The Ozark Society has sued to stop gas drillling in the Ozark National Forest until an adequate environmental impact statement has been completed.
Federal agencies haven’t adequately considered impact on endangered species, roadless areas and wild and scenic rivers, the suit says. It says they particularly have failed to consider the fallout from hydraulic fracturing wells.
The suit asks for a preliminary injunction against further exploration until the suit can be tried.
The suit was filed because of fear that gas companies are on the verge of an explosion of hydraulic fracturing to produce gas in the northern reaches of the national forest.
A 2005 plan, which came with an environmental impact statement, said the Forest Service anticipated 10 to 15 wells in the forest. However, more than 40 have been drilled, said Ross Noland, attorney for the Ozark Society. But these are conventional gas wells, drilled south of the Arkansas River outside the Fayetteville shale zone. In fracking, water and chemicals are injected at high pressure to release gas from shale zones, a process that produces waste byproducts with a potential for pollution.

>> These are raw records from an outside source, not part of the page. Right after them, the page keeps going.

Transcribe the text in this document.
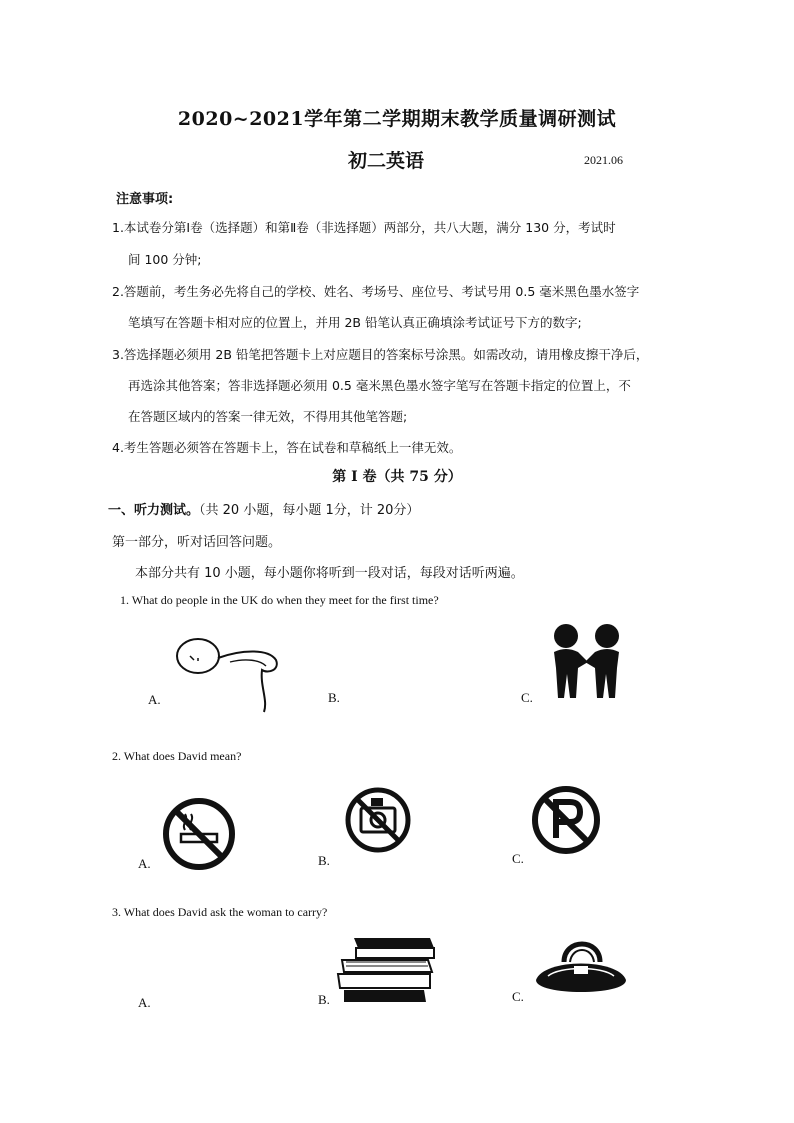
2020~2021学年第二学期期末教学质量调研测试
初二英语	2021.06
注意事项:
1.本试卷分第Ⅰ卷（选择题）和第Ⅱ卷（非选择题）两部分，共八大题，满分 130 分，考试时
间 100 分钟;
2.答题前，考生务必先将自己的学校、姓名、考场号、座位号、考试号用 0.5 毫米黑色墨水签字
笔填写在答题卡相对应的位置上，并用 2B 铅笔认真正确填涂考试证号下方的数字;
3.答选择题必须用 2B 铅笔把答题卡上对应题目的答案标号涂黑。如需改动，请用橡皮擦干净后，
再选涂其他答案；答非选择题必须用 0.5 毫米黑色墨水签字笔写在答题卡指定的位置上，不
在答题区域内的答案一律无效，不得用其他笔答题;
4.考生答题必须答在答题卡上，答在试卷和草稿纸上一律无效。
第 I 卷（共 75 分）
一、听力测试。（共 20 小题，每小题 1分，计 20分）
第一部分，听对话回答问题。
本部分共有 10 小题，每小题你将听到一段对话，每段对话听两遍。
1. What do people in the UK do when they meet for the first time?
A.	B.	C.
2. What does David mean?
A.	B.	C.
3. What does David ask the woman to carry?
A.	B.	C.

The immediate concern is work on exploratory drilling that could lead to massive fracking to the north. A 2008 Bureau of Land Management report said the forest could “support” 1,700 wells. A 2010 supplemental information report by federal agencies cleared the way for sale of leases and exploratory drilling in the northern parts of the forest in the shale zone. Noland said the Ozark Society will contend this supplemental statement didn’t constitute a full environmental impact statement, as federal law requires. Public comment wasn’t solicited or taken, for example.